The controller will no longer process your personal data unless he can prove compelling legitimate grounds for processing that outweigh your interests, rights and freedoms, or the processing serves to assert, exercise or defend legal claims.

If the personal data concerning you is processed for direct marketing purposes, you have the right to object at any time to the processing of personal data concerning you for the purpose of such marketing; this also applies to profiling, insofar as it is associated with such direct marketing.

If you object to processing for direct marketing purposes, the personal data concerning you will no longer be processed for these purposes.

Notwithstanding Directive 2002/58/EC, you have the option to exercise your right of objection in connection with the use of information society services by means of automated procedures using technical specifications.

8. Right to withdraw the declaration of consent under data protection law

You have the right to withdraw your data protection consent at any time. Withdrawal of consent does not affect the lawfulness of the processing carried out on the basis of the consent up to the withdrawal.

9. Automated decision in individual cases, including profiling

You have the right not to be subject to a decision based exclusively on automated processing — including profiling — which has legal effect on you or significantly affects you in a similar way. This does not apply if the decision

(1) is necessary for the conclusion or performance of a contract between you and the person responsible,

(2) is permitted by Union or Member State legislation to which the controller is subject and that legislation contains appropriate measures to protect your rights and freedoms and your legitimate interests, or

(3) is made with your express consent.

However, these decisions must not be based on special categories of personal data under Article 9 (1) GDPR, unless Article 9 (2) lit. a or g GDPR applies and appropriate measures have been taken to protect the rights and freedoms and your legitimate interests.
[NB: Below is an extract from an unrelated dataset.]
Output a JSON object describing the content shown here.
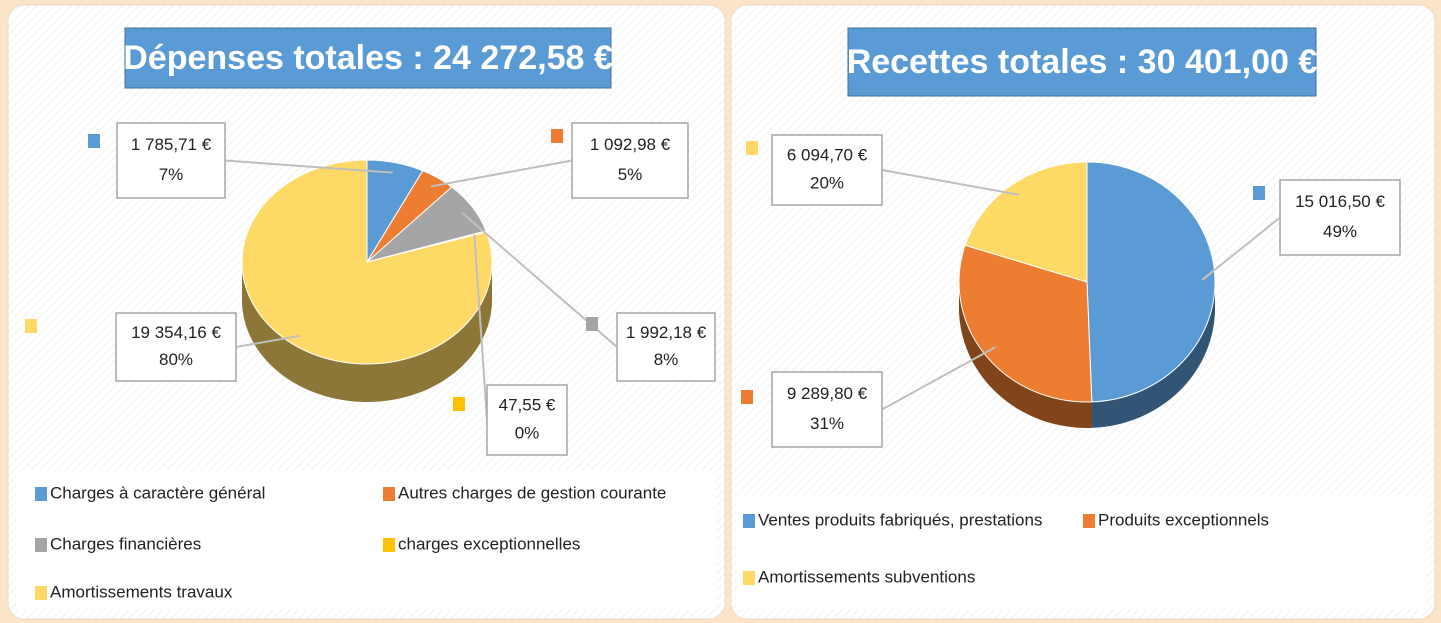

With regard to the cases referred to in (1) and (3), the controller shall take appropriate measures to protect the rights and freedoms and your legitimate interests, including at least the right to obtain the action of a person from the controller, to express his own position and to challenge the decision.

10. Right to lodge a complaint with a supervisory authority

Without prejudice to any other administrative or judicial remedy, you have the right to lodge a complaint with a supervisory authority, in particular in the Member State of your habitual residence, place of work or place of the alleged infringement, if you believe that the processing of personal data concerning you is contrary to the GDPR.

The supervisory authority with which the complaint has been lodged shall inform the complainant of the status and results of the complaint, including the possibility of a judicial remedy under Article 78 GDPR.